Double Teamed: Parity for Hoyas in NCAAs

March 15, 2012

When I first saw Georgetown’s draw for the NCAA Tournament, I thought to myself that the Hoyas could beat any team in their path. Then I had that second thought, and it was the same one that seemingly every pundit had this week—there’s a serious chance that they will lose to Belmont.

Selection Sunday is a special time for irrationality and speculation, but even now, a few days later, I feel mostly the same way. And really, I believed the same thing last week, when the Hoyas were knocked out of the Big East Tournament by Cincinnati, and even two months ago, when they first lost to the Bearcats. The Hoyas are good enough to beat any team in the country, but they’re capable of losing to pretty much everyone.

Saying that would count as damning the Hoyas with faint praise, except since it basically makes them a fringe Final Four contender this season. Besides Kentucky (and maybe Syracuse, before news of center Fab Melo’s ineligibility broke), every top team has plenty of losses next to its name, and many have one or two to non-tournament teams. No one is invulnerable, meaning that the volatility of the tournament’s single-elimination format should victimize even more teams this year—and perhaps benefit a hot (or lucky) team even more.

This kind of parity has been increasingly common for a long time now, with the ubiquity of early-entry to the NBA leaving less talent to go around. Lottery-pick talent still carries teams to the top of the polls (Kentucky, North Carolina), but the inexperience of their future All-Stars allows veteran teams with a slightly lower tier of talent (Missouri, Syracuse) to be just as competitive. Then there are teams like Georgetown and Marquette, without a sure-fire first-rounder on their roster and just three upperclassmen apiece, that defy both conventions yet nonetheless spend time in the top 10. Very few of the best teams can dominate based on ability alone, which means results more often than not come down to execution. And for one game, a mid-major can certainly out-execute a top team.

Which brings us back to Belmont. The overwrought echo chamber that is the professional bracketology circuit has used this same logic to make the Bears a favorite upset pick. Some of the talk is justified—Belmont’s sharpshooting is a classic Cinderella trait—but the piling on has become excessive (check out Casual Hoya for an exhaustive rundown of the media’s Belmont picks). If the Bears can knock down their threes on Friday and keep the game at the same pace that allowed them to score the fourth-most points in the country, I have no doubt they can beat the Hoyas. What I doubt, however, is that it will be easy for Belmont to execute that game plan.

Georgetown is a flawed team.
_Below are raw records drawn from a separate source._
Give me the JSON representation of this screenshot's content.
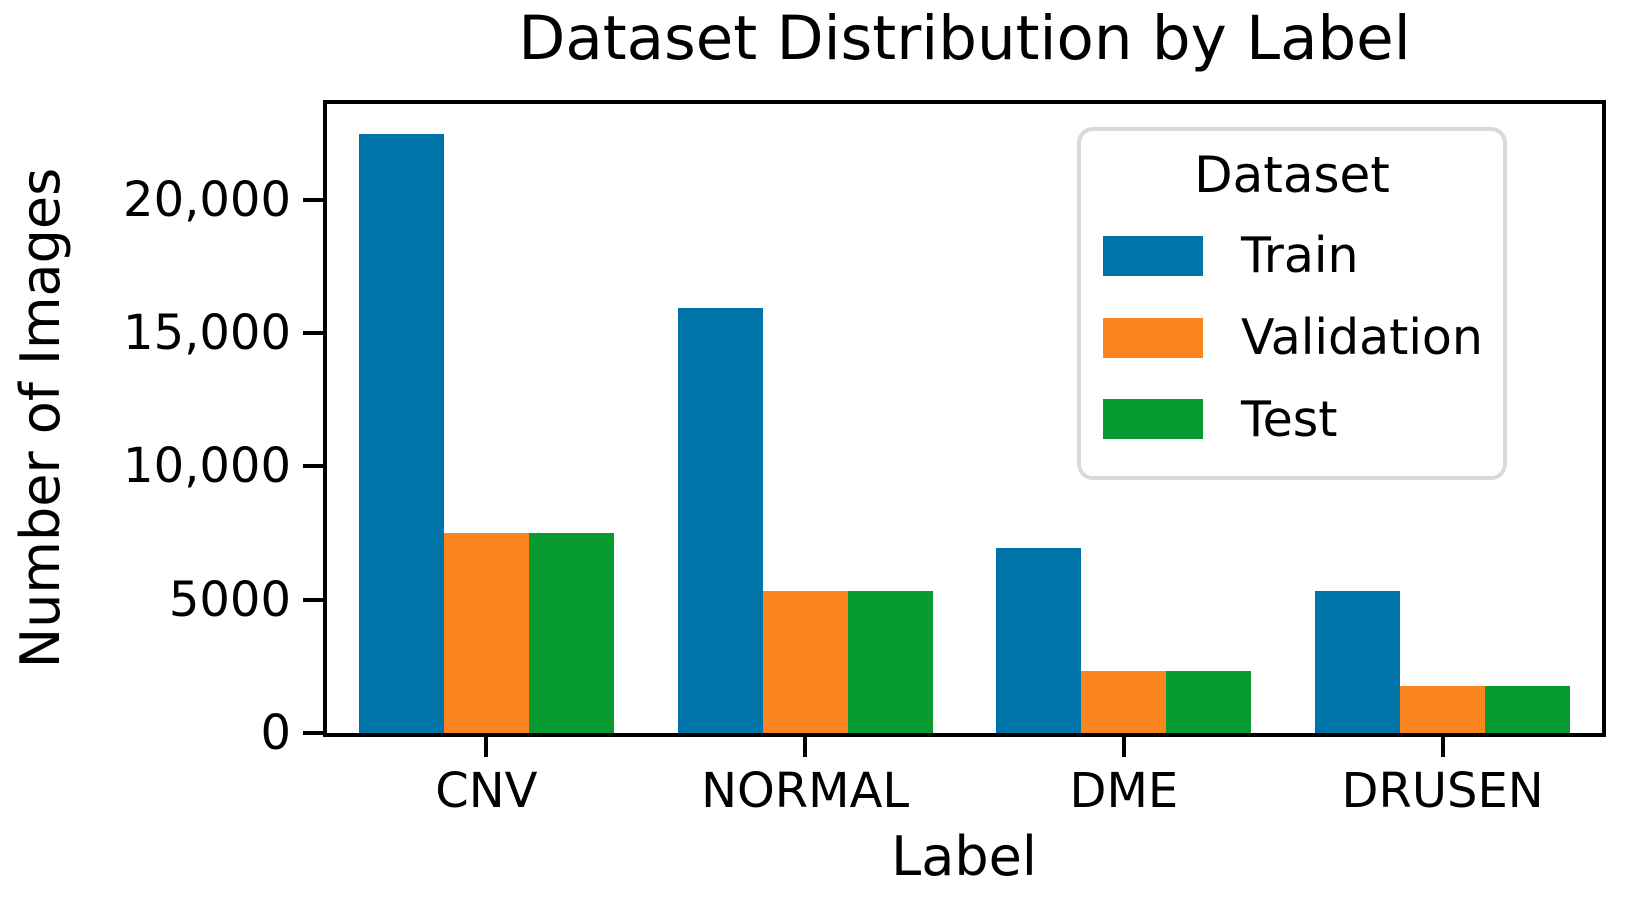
{
  "chart_data": {
    "type": "bar",
    "title": "Dataset Distribution by Label",
    "xlabel": "Label",
    "ylabel": "Number of Images",
    "categories": [
      "CNV",
      "NORMAL",
      "DME",
      "DRUSEN"
    ],
    "series": [
      {
        "name": "Train",
        "color": "#0074a8",
        "values": [
          22473,
          15939,
          6959,
          5320
        ]
      },
      {
        "name": "Validation",
        "color": "#fa8520",
        "values": [
          7491,
          5313,
          2320,
          1773
        ]
      },
      {
        "name": "Test",
        "color": "#089b31",
        "values": [
          7491,
          5313,
          2320,
          1773
        ]
      }
    ],
    "ylim": [
      0,
      23600
    ],
    "yticks": [
      {
        "value": 0,
        "label": "0"
      },
      {
        "value": 5000,
        "label": "5000"
      },
      {
        "value": 10000,
        "label": "10,000"
      },
      {
        "value": 15000,
        "label": "15,000"
      },
      {
        "value": 20000,
        "label": "20,000"
      }
    ],
    "legend": {
      "title": "Dataset",
      "position": "upper right"
    },
    "grid": false,
    "bar_group_width_ratio": 0.8,
    "colors": {
      "axis": "#000000",
      "legend_border": "#d9d9d9",
      "background": "#ffffff"
    }
  }
}
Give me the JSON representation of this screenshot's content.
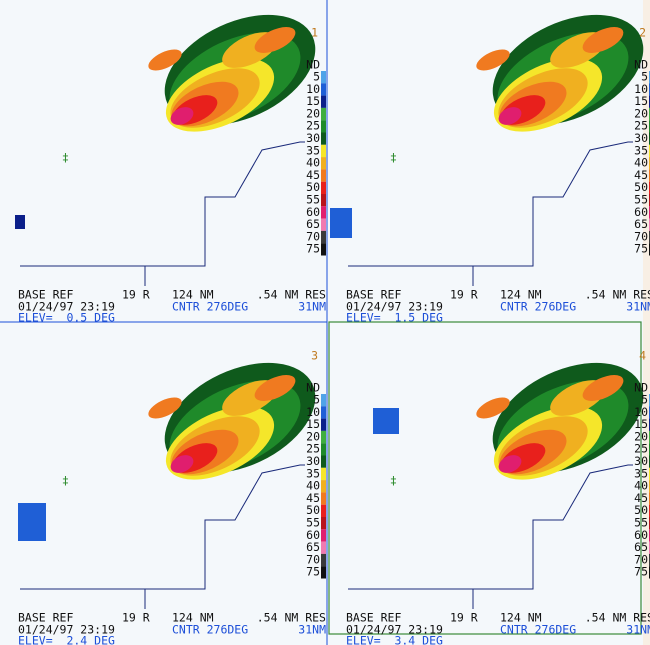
{
  "legend": {
    "title": "ND",
    "levels": [
      {
        "label": "5",
        "color": "#4fa3e8"
      },
      {
        "label": "10",
        "color": "#1f5fd6"
      },
      {
        "label": "15",
        "color": "#0b1f8a"
      },
      {
        "label": "20",
        "color": "#3fae3f"
      },
      {
        "label": "25",
        "color": "#1f8a2a"
      },
      {
        "label": "30",
        "color": "#0f5a1c"
      },
      {
        "label": "35",
        "color": "#f5e62a"
      },
      {
        "label": "40",
        "color": "#f0b020"
      },
      {
        "label": "45",
        "color": "#f07a20"
      },
      {
        "label": "50",
        "color": "#e8201c"
      },
      {
        "label": "55",
        "color": "#b8141c"
      },
      {
        "label": "60",
        "color": "#e01e6e"
      },
      {
        "label": "65",
        "color": "#f07ab0"
      },
      {
        "label": "70",
        "color": "#3a3a3a"
      },
      {
        "label": "75",
        "color": "#111111"
      }
    ]
  },
  "panels": [
    {
      "number": "1",
      "product": "BASE REF",
      "site": "19 R",
      "range": "124 NM",
      "res": ".54 NM RES",
      "datetime": "01/24/97 23:19",
      "center": "CNTR 276DEG",
      "dist": "31NM",
      "elev": "ELEV=  0.5 DEG"
    },
    {
      "number": "2",
      "product": "BASE REF",
      "site": "19 R",
      "range": "124 NM",
      "res": ".54 NM RES",
      "datetime": "01/24/97 23:19",
      "center": "CNTR 276DEG",
      "dist": "31NM",
      "elev": "ELEV=  1.5 DEG"
    },
    {
      "number": "3",
      "product": "BASE REF",
      "site": "19 R",
      "range": "124 NM",
      "res": ".54 NM RES",
      "datetime": "01/24/97 23:19",
      "center": "CNTR 276DEG",
      "dist": "31NM",
      "elev": "ELEV=  2.4 DEG"
    },
    {
      "number": "4",
      "product": "BASE REF",
      "site": "19 R",
      "range": "124 NM",
      "res": ".54 NM RES",
      "datetime": "01/24/97 23:19",
      "center": "CNTR 276DEG",
      "dist": "31NM",
      "elev": "ELEV=  3.4 DEG"
    }
  ]
}
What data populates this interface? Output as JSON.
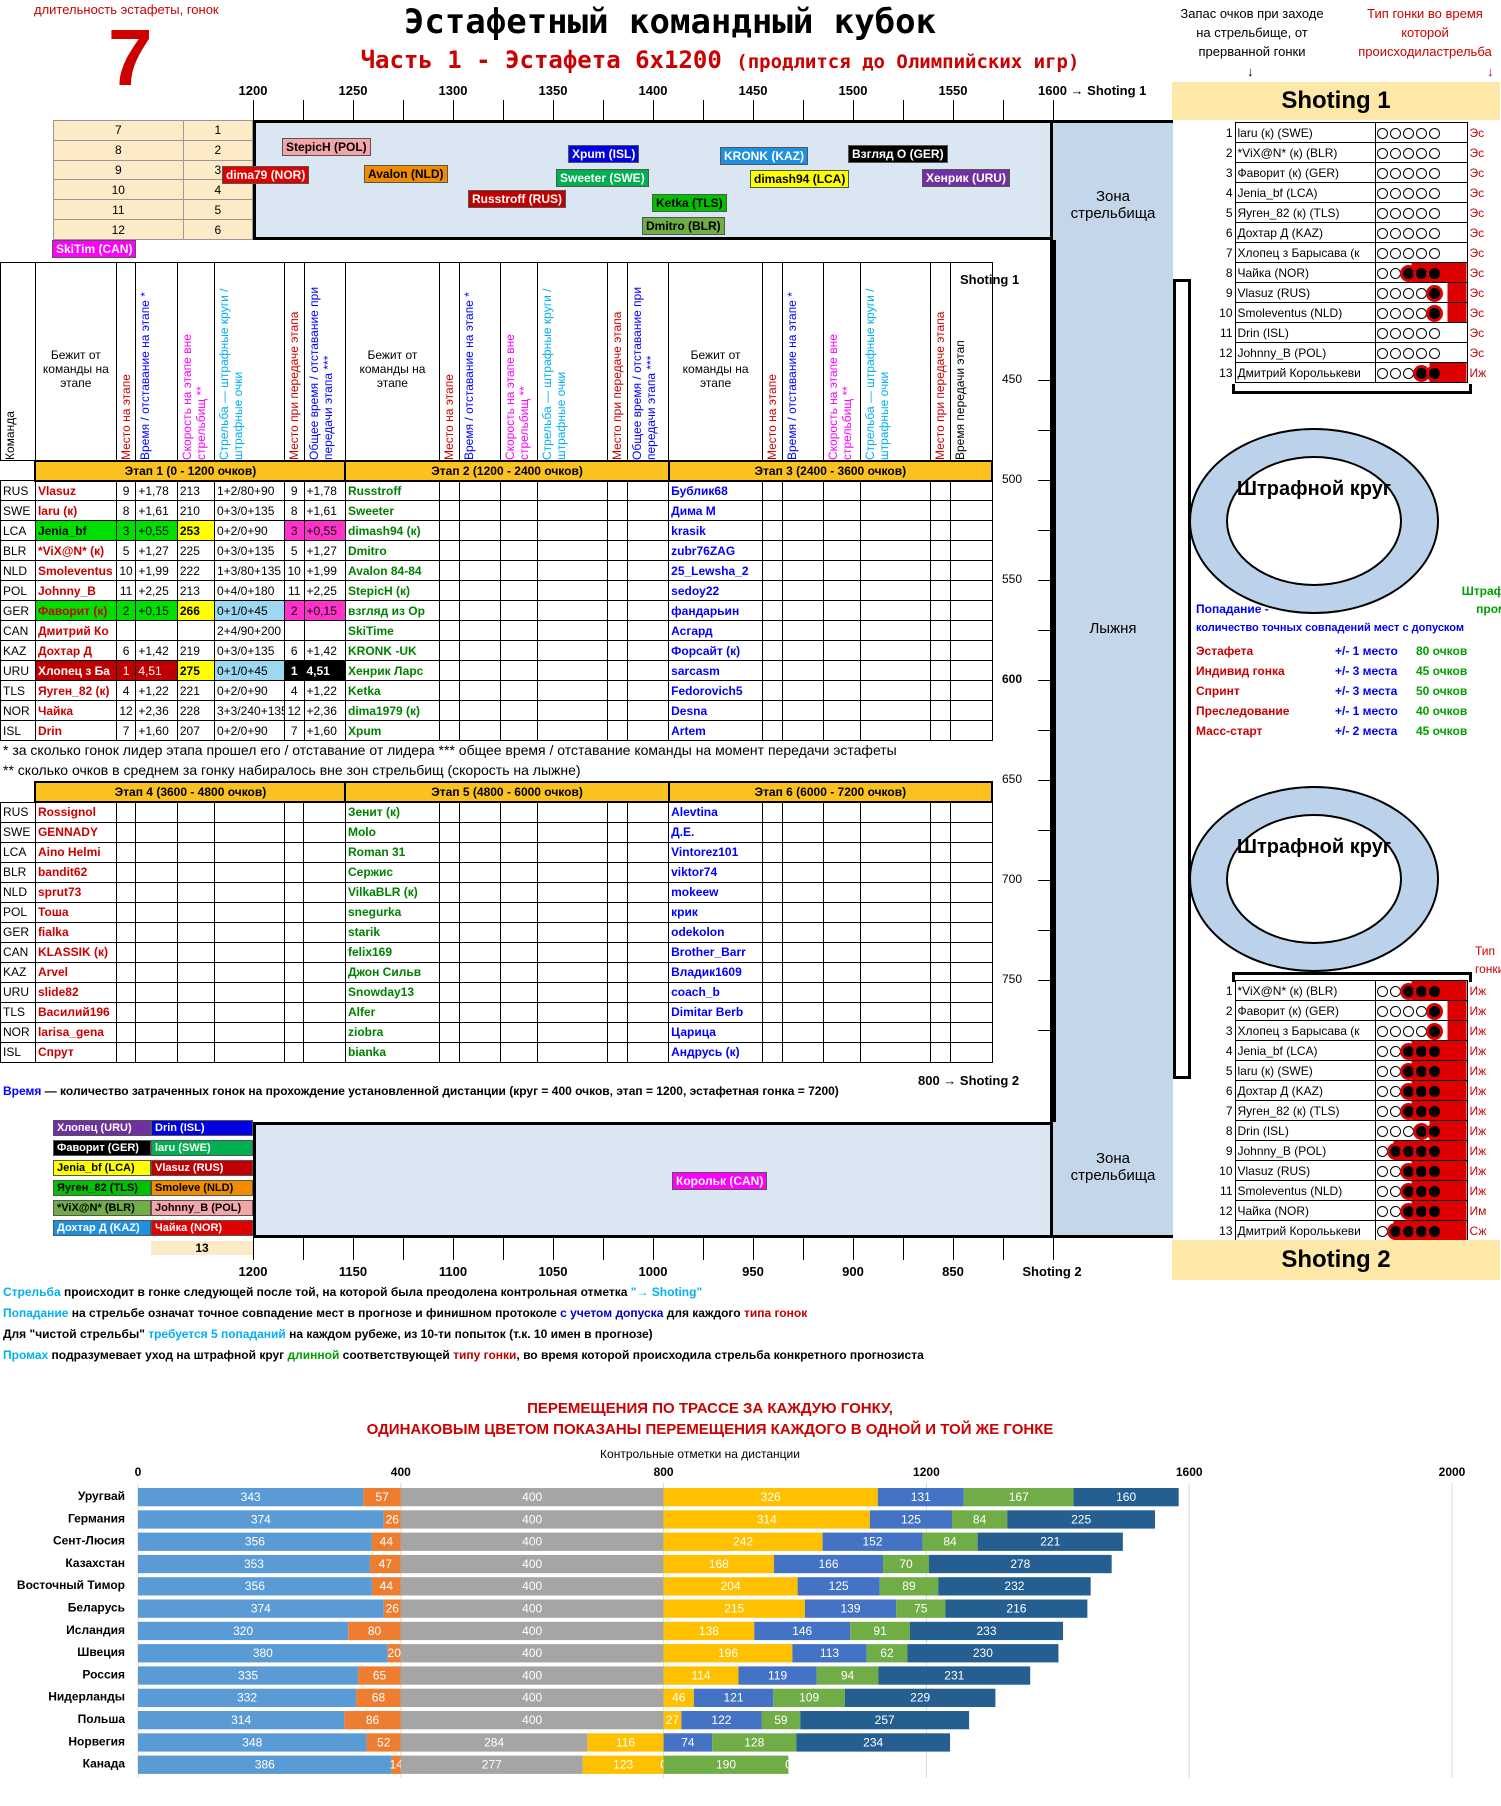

The pundits don’t have that wrong. The Hoyas turn the ball over, Hollis Thompson and Jason Clark disappear at inopportune times, and they can’t hit their free throws. These aren’t always problems, but inconsistency has been at the root of most of Georgetown’s losses this season. However, these are far from the only qualities that define Georgetown. The Hoyas have been one of the best defensive teams in the country, and despite a blip against Marquette or an impressive performance by Cincinnati’s Yancy Gates, they still are. In one aspect, they are the best defense in college basketball—Georgetown has the nation’s best three-point field goal defense, allowing opponents to shoot just 27 percent from beyond the arc.

Conveniently, Belmont likes to shoot the three. They’ve been pretty good at it too, hitting 37.8 percent from long-range. Of course, that’s mostly come against the weak competition of the Atlantic Sun conference, not the lengthy Georgetown defense. In fact, against Duke and Memphis, the only two major-level talents the Bears faced, they could only manage about 31 percent from downtown.

If there’s anything Georgetown fans have learned over the past few years, it’s that bracket prognosticating is a fool’s errand. You can look at the numbers, you can look at which team is hot or has more experience, but neither statistics nor heuristics can answer the question of who is going to win this Friday, let alone who’s going to be cutting the nets down in three weeks. It’s frustrating to us as spectators, because we’ve spent five months watching games and still can’t answer that simple question.

After Ohio and VCU, I’m well aware that Belmont could win. They could, but they shouldn’t, because Georgetown is very good at stopping teams from doing the things Belmont is good at. It’s not as reassuring as predicting a win, but at least I can take solace in that.